WEDNESDAY, JULY 9, 2008 AT 4 A.M.
By Don  Allred

Patti Smith & Kevin Shields
The Coral Sea (PASK)

From the ambered memory and legacy of the artist-collector Robert Mapplethorpe (1946–1989), his friend and colleague Patti Smith has drawn "the passenger M," whose name appears thus in her 1996 prose poem The Coral Sea, now a performance piece, recorded in collaboration with My Bloody Valentine guitarist Kevin Shields. M's abbreviation mark washes away as he (dreams that he) sets sail to find the Southern Cross—or at least glimpses "wet crepe, a beloved port, or a loved one fading, a tiny dot dissolving, in the vast grainy sea." But he's on his own way now (this isn't a Mapplethorpe biography), and even if he's glimpsed death, his sudden "weightless" relief isn't about casting off earthly snares and cares; instead, it's filled with "the earth-rageous scent of his own volition: The air is sweet. . ."
Smith says "earth-rageous" in the second of two shows, from 2005 and 2006, which comprise this double-disc set. Like all of her wordplay here---as written, sometimes spontaneously spoken, and occasionally sung---it fits. The original M. claimed that he never wanted his work to be outrageous. Even the photographer's Portfolio X, an eerie slow train of S&M-mad hopefuls, is fueled by the very extended draining of pain (and shock, revulsion---all bad blood) from its sculpted wake. With the same kind of conviction, Smith rides and guides the diverging momentum of these two shows, one 64 minutes long, the other 55. As M's visions and decisions ("He would dine on desire…") keep zigzagging and spiraling through the last of his refiner's fire, the tides of his veins, so Smith and M attune and recalibrate each other via the non-twangy, raised and extended twang bar of Kevin Shields' otherwise-unaccompanied (frequently E-bowed, sounding more like a violin than slide) guitar---and the singing, maybe-thinking-about-singeing hinges of its pedals.
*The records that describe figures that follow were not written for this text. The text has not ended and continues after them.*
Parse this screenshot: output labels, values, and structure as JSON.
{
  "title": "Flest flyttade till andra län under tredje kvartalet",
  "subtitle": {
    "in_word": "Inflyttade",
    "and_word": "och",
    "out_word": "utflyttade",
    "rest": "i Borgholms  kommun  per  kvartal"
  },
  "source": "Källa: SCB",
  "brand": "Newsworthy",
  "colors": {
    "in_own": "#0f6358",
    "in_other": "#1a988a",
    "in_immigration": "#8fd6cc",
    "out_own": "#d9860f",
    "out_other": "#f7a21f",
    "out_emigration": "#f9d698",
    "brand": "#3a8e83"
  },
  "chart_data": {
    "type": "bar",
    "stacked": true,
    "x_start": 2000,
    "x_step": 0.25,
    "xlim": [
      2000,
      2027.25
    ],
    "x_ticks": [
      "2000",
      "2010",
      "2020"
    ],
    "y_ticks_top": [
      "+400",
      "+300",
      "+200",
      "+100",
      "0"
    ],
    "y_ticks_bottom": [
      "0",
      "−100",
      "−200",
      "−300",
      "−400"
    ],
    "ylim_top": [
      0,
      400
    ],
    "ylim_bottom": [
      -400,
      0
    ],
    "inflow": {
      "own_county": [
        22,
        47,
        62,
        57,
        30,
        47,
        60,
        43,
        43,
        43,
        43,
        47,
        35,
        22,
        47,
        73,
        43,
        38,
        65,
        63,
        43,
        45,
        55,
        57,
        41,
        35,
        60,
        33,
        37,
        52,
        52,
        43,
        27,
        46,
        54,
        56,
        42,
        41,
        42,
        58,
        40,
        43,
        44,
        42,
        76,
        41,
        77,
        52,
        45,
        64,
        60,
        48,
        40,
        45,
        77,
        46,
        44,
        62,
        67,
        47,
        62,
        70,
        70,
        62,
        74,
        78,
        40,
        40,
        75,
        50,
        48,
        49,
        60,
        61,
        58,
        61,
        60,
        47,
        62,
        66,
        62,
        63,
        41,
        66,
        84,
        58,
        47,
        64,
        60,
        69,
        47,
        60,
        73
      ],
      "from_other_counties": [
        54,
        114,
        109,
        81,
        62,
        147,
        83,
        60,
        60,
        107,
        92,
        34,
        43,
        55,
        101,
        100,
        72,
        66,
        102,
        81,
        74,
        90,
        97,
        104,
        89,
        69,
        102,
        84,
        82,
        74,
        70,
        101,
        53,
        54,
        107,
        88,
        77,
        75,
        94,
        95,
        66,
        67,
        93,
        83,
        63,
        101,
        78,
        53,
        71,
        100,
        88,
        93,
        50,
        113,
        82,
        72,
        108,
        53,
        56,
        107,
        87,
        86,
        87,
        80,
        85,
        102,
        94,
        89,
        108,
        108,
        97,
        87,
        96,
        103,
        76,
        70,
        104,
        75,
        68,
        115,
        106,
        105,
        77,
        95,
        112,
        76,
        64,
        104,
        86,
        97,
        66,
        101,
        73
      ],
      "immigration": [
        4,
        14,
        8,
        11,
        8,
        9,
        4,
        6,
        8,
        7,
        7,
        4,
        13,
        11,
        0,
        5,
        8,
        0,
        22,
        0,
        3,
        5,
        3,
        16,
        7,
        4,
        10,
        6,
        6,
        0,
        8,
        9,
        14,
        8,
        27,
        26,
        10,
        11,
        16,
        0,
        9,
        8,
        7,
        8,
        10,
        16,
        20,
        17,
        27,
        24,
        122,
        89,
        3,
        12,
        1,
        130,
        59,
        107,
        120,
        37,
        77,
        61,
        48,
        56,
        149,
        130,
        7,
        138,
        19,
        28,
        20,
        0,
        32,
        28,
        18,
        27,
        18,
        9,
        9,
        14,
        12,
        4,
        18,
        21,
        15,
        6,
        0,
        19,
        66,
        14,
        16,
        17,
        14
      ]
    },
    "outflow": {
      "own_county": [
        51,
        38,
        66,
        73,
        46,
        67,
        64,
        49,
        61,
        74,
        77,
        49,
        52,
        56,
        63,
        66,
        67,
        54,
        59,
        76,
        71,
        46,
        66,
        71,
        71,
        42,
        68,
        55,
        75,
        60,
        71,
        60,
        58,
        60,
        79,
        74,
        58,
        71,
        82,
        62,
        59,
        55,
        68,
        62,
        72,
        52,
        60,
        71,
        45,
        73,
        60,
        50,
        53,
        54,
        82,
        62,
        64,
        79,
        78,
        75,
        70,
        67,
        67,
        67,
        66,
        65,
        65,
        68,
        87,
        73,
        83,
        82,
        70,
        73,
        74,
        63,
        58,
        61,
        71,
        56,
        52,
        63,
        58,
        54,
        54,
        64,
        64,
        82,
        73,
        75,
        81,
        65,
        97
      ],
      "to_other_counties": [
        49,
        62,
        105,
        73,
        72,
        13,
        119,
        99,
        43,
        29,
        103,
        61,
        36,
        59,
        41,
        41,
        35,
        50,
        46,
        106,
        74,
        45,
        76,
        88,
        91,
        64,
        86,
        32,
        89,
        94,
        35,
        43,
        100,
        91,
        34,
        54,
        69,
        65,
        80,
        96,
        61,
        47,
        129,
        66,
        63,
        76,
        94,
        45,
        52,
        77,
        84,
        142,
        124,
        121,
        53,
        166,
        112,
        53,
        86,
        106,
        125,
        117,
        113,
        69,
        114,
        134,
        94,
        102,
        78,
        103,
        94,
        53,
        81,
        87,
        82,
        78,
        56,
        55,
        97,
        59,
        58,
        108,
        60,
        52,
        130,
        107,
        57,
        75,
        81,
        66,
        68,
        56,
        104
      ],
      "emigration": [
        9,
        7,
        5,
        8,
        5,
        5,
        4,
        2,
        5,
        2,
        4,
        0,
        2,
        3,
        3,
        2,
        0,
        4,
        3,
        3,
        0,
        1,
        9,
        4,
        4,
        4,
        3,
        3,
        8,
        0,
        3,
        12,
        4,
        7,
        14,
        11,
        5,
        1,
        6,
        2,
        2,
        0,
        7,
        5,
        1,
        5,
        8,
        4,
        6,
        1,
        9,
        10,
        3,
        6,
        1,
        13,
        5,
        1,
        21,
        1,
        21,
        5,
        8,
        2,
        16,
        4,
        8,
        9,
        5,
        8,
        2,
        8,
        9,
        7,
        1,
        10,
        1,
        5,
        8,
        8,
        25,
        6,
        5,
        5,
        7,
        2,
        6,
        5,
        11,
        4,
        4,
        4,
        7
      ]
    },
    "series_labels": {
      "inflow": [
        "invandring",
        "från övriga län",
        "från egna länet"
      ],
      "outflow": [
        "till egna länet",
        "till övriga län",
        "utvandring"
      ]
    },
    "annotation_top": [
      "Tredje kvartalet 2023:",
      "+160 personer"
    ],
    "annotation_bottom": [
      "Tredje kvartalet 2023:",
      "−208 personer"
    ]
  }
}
A wicked tableau of a tropical paradise, in which other travelers, all of many pleasing aural colors, come bearing gifts to the discerning infant phenomenon, eventually jolts into, "He couldn't---he couldn't remember what they were for." One performance wobbles into a seemingly impromptu, tremulous, somewhat superfluous fable for hoarders (okay, c'est moi). But soon enough, Shields reveals another shiny reminder: all words and other sounds are rungs, bringing the passenger through. Ultimately, Shields' celestial navigation is closer than it often seems to his recurring role as blow-torch gator in MBV; though a beast is waiting for and in M, so is something gorgeous.